4. BEWUSSTER BETRUG JOHANNES PAULS II.?
5. Avantgarde eines neuen Faschismus
6. DIE HEILIGEN DREI KÖNIGE BESUCHEN DAS JESUSKIND
7. WIR KÖNNEN HELFEN, WIR KÖNNEN HELFEN...
8. Gedanken über Formen heidnischer Antizipationen der Jungfrauengeburt
9. Ein prachtvoller Raufbold des Herrn
10. DAS BLAUE KREUZ
11. PSALM VON DER GÖTTLICHEN GLÜCKSELIGKElT
12. Buchbesprechungen
13. DER HEILIGE AMBROSIUS
14. NACHRICHTEN, NACHRICHTEN, NACHRICHTEN
15. Mitteilungen der Redaktion
16. BUCHEMPFEHLUNGEN
DER HEILIGE AMBROSIUS
 
DER HEILIGE AMBROSIUS

von
Eugen Golla


Als Ambrosius etwa um 333 oder 340 in Trier geboren wurde, war erst ein Vierteljahrhundert vergangen, seit die Kirche die Katakomben verlassen und die erste Stufe in ihrer weiteren Entwicklung zur Reichskirche erreicht hatte, womit die Freiheit der Religionsausübung und die Gleichstellung mit den übrigen Religionen verbunden waren.
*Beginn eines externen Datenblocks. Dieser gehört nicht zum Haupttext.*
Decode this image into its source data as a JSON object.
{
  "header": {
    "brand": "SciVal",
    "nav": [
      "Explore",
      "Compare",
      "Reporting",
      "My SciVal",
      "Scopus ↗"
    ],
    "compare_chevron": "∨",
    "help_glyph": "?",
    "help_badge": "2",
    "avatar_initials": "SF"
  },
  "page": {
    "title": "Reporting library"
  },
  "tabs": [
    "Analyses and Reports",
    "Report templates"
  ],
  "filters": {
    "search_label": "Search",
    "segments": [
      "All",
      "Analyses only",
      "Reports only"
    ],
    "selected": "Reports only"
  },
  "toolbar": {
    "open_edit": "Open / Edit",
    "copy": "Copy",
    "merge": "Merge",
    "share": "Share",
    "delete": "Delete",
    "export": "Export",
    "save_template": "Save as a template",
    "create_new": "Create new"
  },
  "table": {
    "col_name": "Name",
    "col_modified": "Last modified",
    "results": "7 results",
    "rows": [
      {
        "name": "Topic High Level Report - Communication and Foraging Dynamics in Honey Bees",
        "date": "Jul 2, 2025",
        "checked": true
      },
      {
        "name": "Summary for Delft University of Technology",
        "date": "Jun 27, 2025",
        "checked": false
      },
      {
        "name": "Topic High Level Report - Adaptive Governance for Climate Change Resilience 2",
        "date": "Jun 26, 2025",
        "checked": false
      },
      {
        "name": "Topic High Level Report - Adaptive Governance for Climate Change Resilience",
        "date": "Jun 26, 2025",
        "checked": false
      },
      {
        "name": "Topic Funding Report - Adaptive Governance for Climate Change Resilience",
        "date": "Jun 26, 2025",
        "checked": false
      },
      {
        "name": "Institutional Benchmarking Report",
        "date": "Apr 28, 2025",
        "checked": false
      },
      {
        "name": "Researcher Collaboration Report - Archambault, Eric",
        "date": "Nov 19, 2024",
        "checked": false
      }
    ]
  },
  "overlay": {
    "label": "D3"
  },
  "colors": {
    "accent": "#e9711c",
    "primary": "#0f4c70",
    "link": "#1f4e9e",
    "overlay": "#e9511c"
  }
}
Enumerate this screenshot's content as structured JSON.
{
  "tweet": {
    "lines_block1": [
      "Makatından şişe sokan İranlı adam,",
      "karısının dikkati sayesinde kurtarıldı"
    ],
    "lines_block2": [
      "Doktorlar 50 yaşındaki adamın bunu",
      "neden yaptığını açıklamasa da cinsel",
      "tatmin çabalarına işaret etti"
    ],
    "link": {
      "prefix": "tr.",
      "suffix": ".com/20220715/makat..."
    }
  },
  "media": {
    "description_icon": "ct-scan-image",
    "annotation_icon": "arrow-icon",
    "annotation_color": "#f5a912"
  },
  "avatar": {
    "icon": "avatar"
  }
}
Sein Vater, als Präfekt höchster römischer Verwaltungsbeamter der Provinz Gallien - sie umfaßte außer dem heutigen Westdeutschland große Teile Westeuropas -, starb bereits im Jahre 354, worauf seine Mutter in ihre Heimatstadt Rom zurückkehrte. Als echter Römer widmete sich Ambrosius dem Studium der Rhetorik und der Rechtswissenschaften, um die Laufbahn eines Staatsmannes anzustreben. Aber wie bei der damaligen Oberschicht üblich, lernte Ambrosius auch die griechische Sprache und das so gut, daß er imstande war, sämtliche griechischen Klassiker zu studieren.

Bereits 370 wurde er Konsular von Aemilia und Liguria, deren Hauptstadt Mailand war und wo zur damaligen Zeit oft die Kaiser residierten. In dieser Stadt hatte er Gelegenheit, den Arianismus, jene Häresie, welche die Gottheit Christi leugnet, kennenzulernen, zumal der zuständige Bischof, Auxentius, der den überwiegend katholischen Mailändern vom Kaiserhof aufgedrängt worden war, selbst Arianer war.

Als Auxentius starb, entbrannte begreiflicherweise ein heftiger Streit darüber, wer neuer Bischof werden solle. Als sich Ambrosius in die Kirche begab, um den tumultartigen Szenen ein Ende zu machen, rief plötzlich das Volk: "Ambrosius soll unser Bischof sein!" Aber er war ja nicht einmal Priester! Vielmehr, er war sogar nach einer damals weit verbreiteten Unsitte trotz christlicher Erziehung nicht einmal getauft, sondern erst Katechumene!

Sein Versuch, sich dieser Aufforderung zu entziehen, indem er sich als unsittlich und grausam darstellte, ebenso sein Fluchtversuch, waren vergeblich: die Menge der Gläubigen ließ sich von ihrem Entscheid nicht abbringen, und auch der Kaiser verlangte, daß Ambrosius die Wahl annehmen solle. So empfing Ambrosius nacheinander in rascher Folge Taufe, Priester- und Bischofsweihe. Mit Recht konnte er daher später resumieren: "So kam es, daß ich, bevor ich lernte, anfing zu lehren. Lernen und lehren zugleich mußte ich sonach, da mir zu einem vorausgängigen Lernen keine Zeit übrig blieb."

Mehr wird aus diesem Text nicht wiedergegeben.